Бес явно был не против. И даже вид сохранял относительно спокойный.
– Знаешь, майн фрейнд, что меня злит? Не отвечай, это риторический вопрос. Предваряя твое любопытство, отвечу, не строя умное лицо… Риторический вопрос не требует ответа и задается самому себе. Злит меня, Бес, простая вещь… Болтовня вокруг меня последние несколько дней. Слушаю, внимаю, проникаюсь, впитывая, и говорю-говорю-говорю, шайссе! Если бы кто наблюдал за мной, йа… подумал бы, что Хаунд – просто трепло, только и умеет, натюрлих, молоть языком. Ты считаешь меня треплом?
– Нет, Хаунд, я…
– Головка от сто двадцатой мины, йа. Я – простая личность, Бес, и мне нравятся самые обычные вещи. Спать, есть, пить, выпускать кишки подонкам, выбивать им их тупые мозги, ломать гребаные кости и заставлять выть от боли и понимания своей неправоты. Своей, заметь, неправоты. Но… плюсы надо искать во всем, майн фрейнд Бес, йа.

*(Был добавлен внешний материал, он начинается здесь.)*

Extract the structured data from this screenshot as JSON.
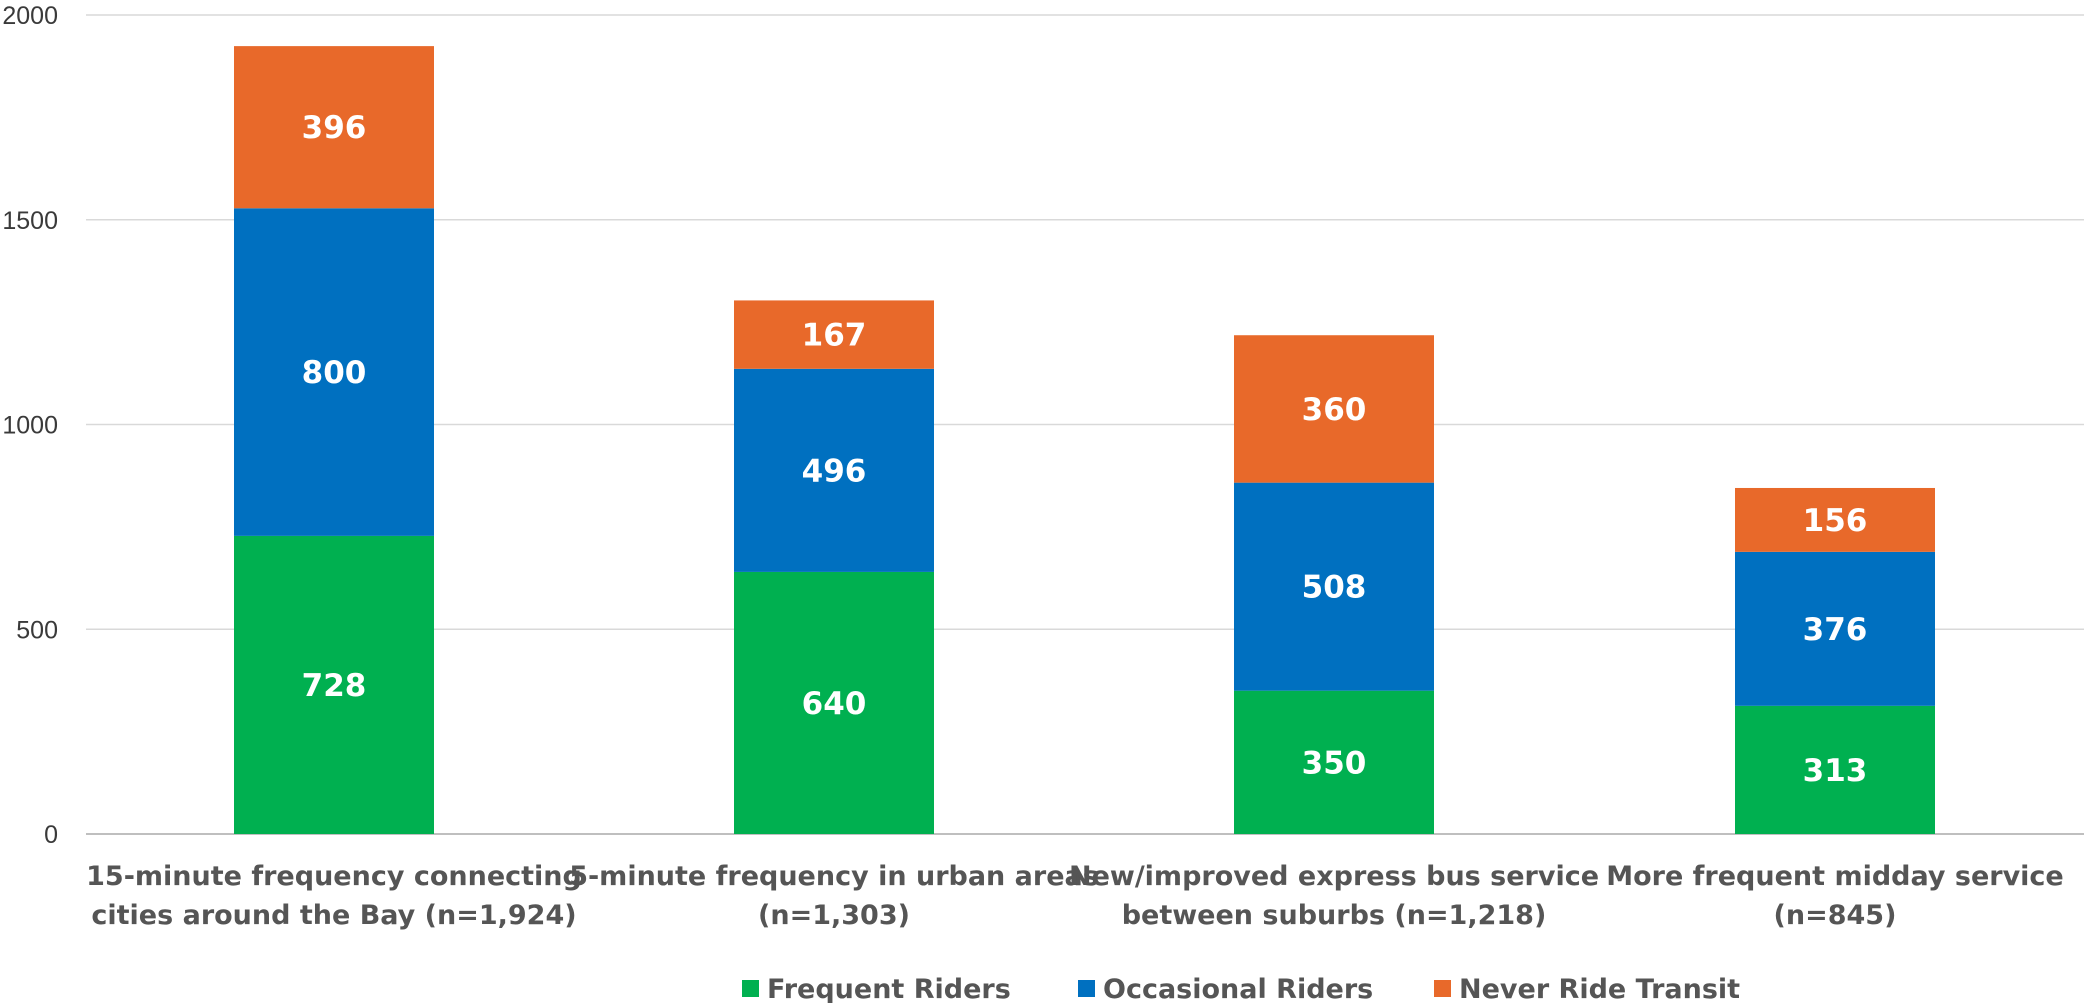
{
  "chart_data": {
    "type": "bar",
    "stacked": true,
    "title": "",
    "xlabel": "",
    "ylabel": "",
    "ylim": [
      0,
      2000
    ],
    "yticks": [
      0,
      500,
      1000,
      1500,
      2000
    ],
    "grid": true,
    "legend_position": "bottom",
    "categories": [
      [
        "15-minute frequency connecting",
        "cities around the Bay (n=1,924)"
      ],
      [
        "5-minute frequency in urban areas",
        "(n=1,303)"
      ],
      [
        "New/improved express bus service",
        "between suburbs (n=1,218)"
      ],
      [
        "More frequent midday service",
        "(n=845)"
      ]
    ],
    "series": [
      {
        "name": "Frequent Riders",
        "color": "#00b050",
        "values": [
          728,
          640,
          350,
          313
        ]
      },
      {
        "name": "Occasional Riders",
        "color": "#0070c0",
        "values": [
          800,
          496,
          508,
          376
        ]
      },
      {
        "name": "Never Ride Transit",
        "color": "#e8692a",
        "values": [
          396,
          167,
          360,
          156
        ]
      }
    ]
  }
}
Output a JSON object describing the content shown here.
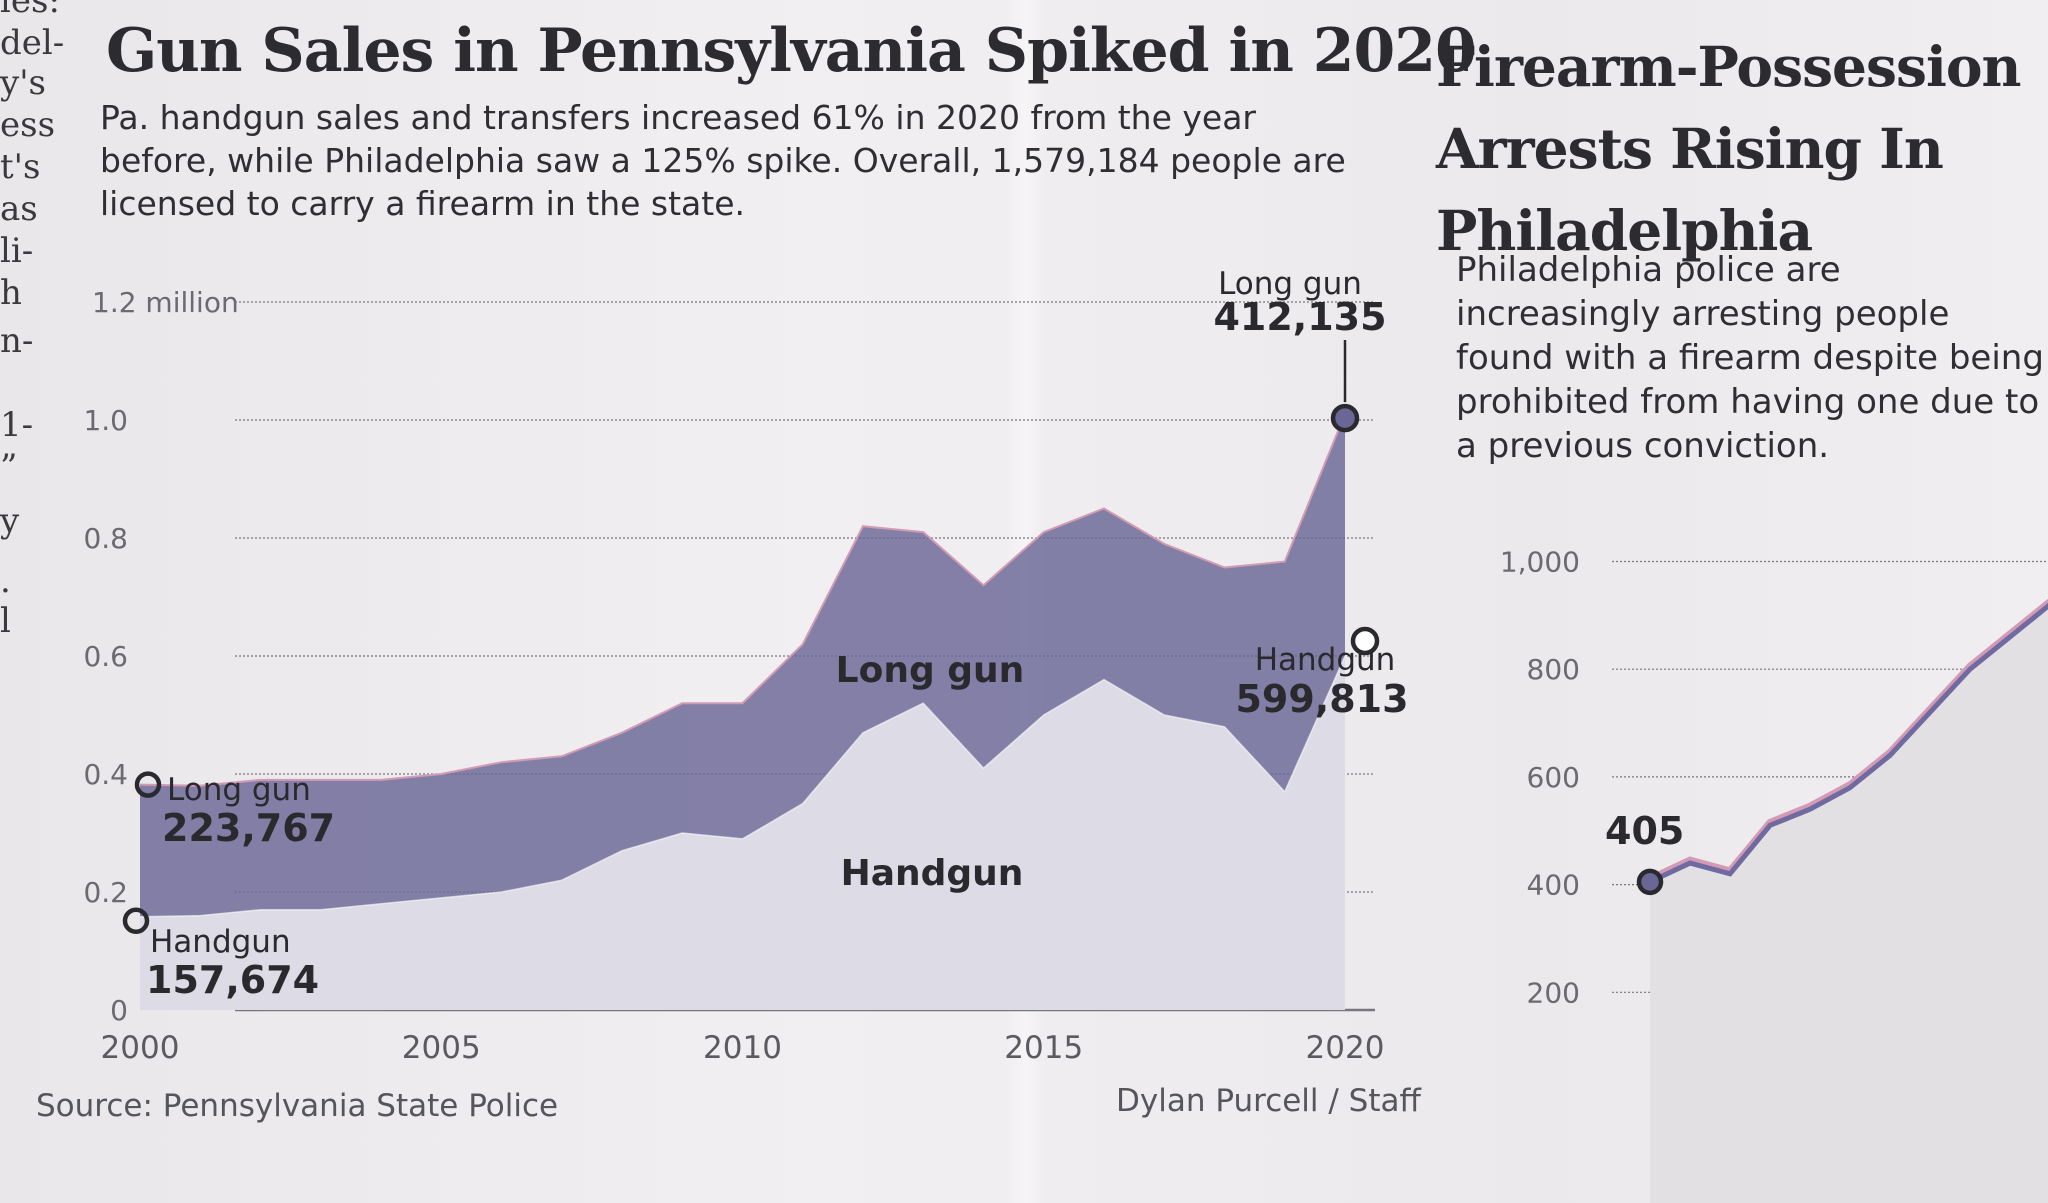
{
  "margin_text": [
    "les:",
    "del-",
    "y's",
    "ess",
    "t's",
    "as",
    "li-",
    "h",
    "n-",
    "",
    "1-",
    "”",
    "y",
    ".",
    "l"
  ],
  "main": {
    "title": "Gun Sales in Pennsylvania Spiked in 2020",
    "dek": "Pa. handgun sales and transfers increased 61% in 2020 from the year before, while Philadelphia saw a 125% spike. Overall, 1,579,184 people are licensed to carry a firearm in the state.",
    "source": "Source: Pennsylvania State Police",
    "credit": "Dylan Purcell / Staff"
  },
  "right": {
    "title": "Firearm-Possession Arrests Rising In Philadelphia",
    "dek": "Philadelphia police are increasingly arresting people found with a firearm despite being prohibited from having one due to a previous conviction."
  },
  "colors": {
    "longgun": "#6a6796",
    "handgun": "#dcdbe6",
    "line": "#6f6aa0",
    "line_shadow": "#d29ab4",
    "ink": "#2a2a2e",
    "grid": "#77777c"
  },
  "chart_data": [
    {
      "type": "area",
      "stacked": true,
      "title": "Gun Sales in Pennsylvania Spiked in 2020",
      "x": [
        2000,
        2001,
        2002,
        2003,
        2004,
        2005,
        2006,
        2007,
        2008,
        2009,
        2010,
        2011,
        2012,
        2013,
        2014,
        2015,
        2016,
        2017,
        2018,
        2019,
        2020
      ],
      "xticks": [
        2000,
        2005,
        2010,
        2015,
        2020
      ],
      "xtick_labels": [
        "2000",
        "2005",
        "2010",
        "2015",
        "2020"
      ],
      "yticks": [
        0,
        0.2,
        0.4,
        0.6,
        0.8,
        1.0,
        1.2
      ],
      "ytick_labels": [
        "0",
        "0.2",
        "0.4",
        "0.6",
        "0.8",
        "1.0",
        "1.2 million"
      ],
      "ylim": [
        0,
        1.2
      ],
      "series": [
        {
          "name": "Handgun",
          "values": [
            0.158,
            0.16,
            0.17,
            0.17,
            0.18,
            0.19,
            0.2,
            0.22,
            0.27,
            0.3,
            0.29,
            0.35,
            0.47,
            0.52,
            0.41,
            0.5,
            0.56,
            0.5,
            0.48,
            0.37,
            0.6
          ]
        },
        {
          "name": "Long gun",
          "values": [
            0.224,
            0.22,
            0.22,
            0.22,
            0.21,
            0.21,
            0.22,
            0.21,
            0.2,
            0.22,
            0.23,
            0.27,
            0.35,
            0.29,
            0.31,
            0.31,
            0.29,
            0.29,
            0.27,
            0.39,
            0.41
          ]
        }
      ],
      "labels": {
        "longgun_area": "Long gun",
        "handgun_area": "Handgun",
        "start_longgun_name": "Long gun",
        "start_longgun_value": "223,767",
        "start_handgun_name": "Handgun",
        "start_handgun_value": "157,674",
        "end_longgun_name": "Long gun",
        "end_longgun_value": "412,135",
        "end_handgun_name": "Handgun",
        "end_handgun_value": "599,813"
      }
    },
    {
      "type": "line",
      "title": "Firearm-Possession Arrests Rising In Philadelphia",
      "yticks": [
        200,
        400,
        600,
        800,
        1000
      ],
      "ytick_labels": [
        "200",
        "400",
        "600",
        "800",
        "1,000"
      ],
      "ylim": [
        150,
        1050
      ],
      "x": [
        0,
        1,
        2,
        3,
        4,
        5,
        6,
        7,
        8,
        9,
        10
      ],
      "values": [
        405,
        440,
        420,
        510,
        540,
        580,
        640,
        720,
        800,
        860,
        920
      ],
      "start_label": "405"
    }
  ]
}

Хаунд достал йо-йо, начал крутить туда-сюда, поставив руку на стол. Глаза Беса следили за разноцветными кругляшами не отрываясь.
– Ты знаешь, Бес, зачем я приперся к вам. Карно знает, потому и подошел сам. Ты видел её?
– Кого?
– Ай-ай, майн фрейнд, нехорошо обманывать дядю Хаунда… Мою Девил. Ее украли, а перед тобой я так широко распахиваю душу по простой причине – иногда проще сказать правду, не пытаясь юлить. Раз уж вы тут все только и ждали меня, а так оно и есть, то Карно идет еще один плюс в копилку уважения. И нам с тобой точно не нужно сидеть и, натюрлих, точить лясы просто так. Как бы время не вышло в ближайшие минуты. Бес, хочешь, покажу, как могу сломать ножку стула, сжав в кулаке?
Тот помотал головой.
– Не стоит пытаться встать, дернуться или отодвинуться. Я могу, майн фрейнд, такое оценить как начало атаки. Обрати внимание, Бес, как спокойно и добродушно я разговариваю с тобой. Ты ее видел?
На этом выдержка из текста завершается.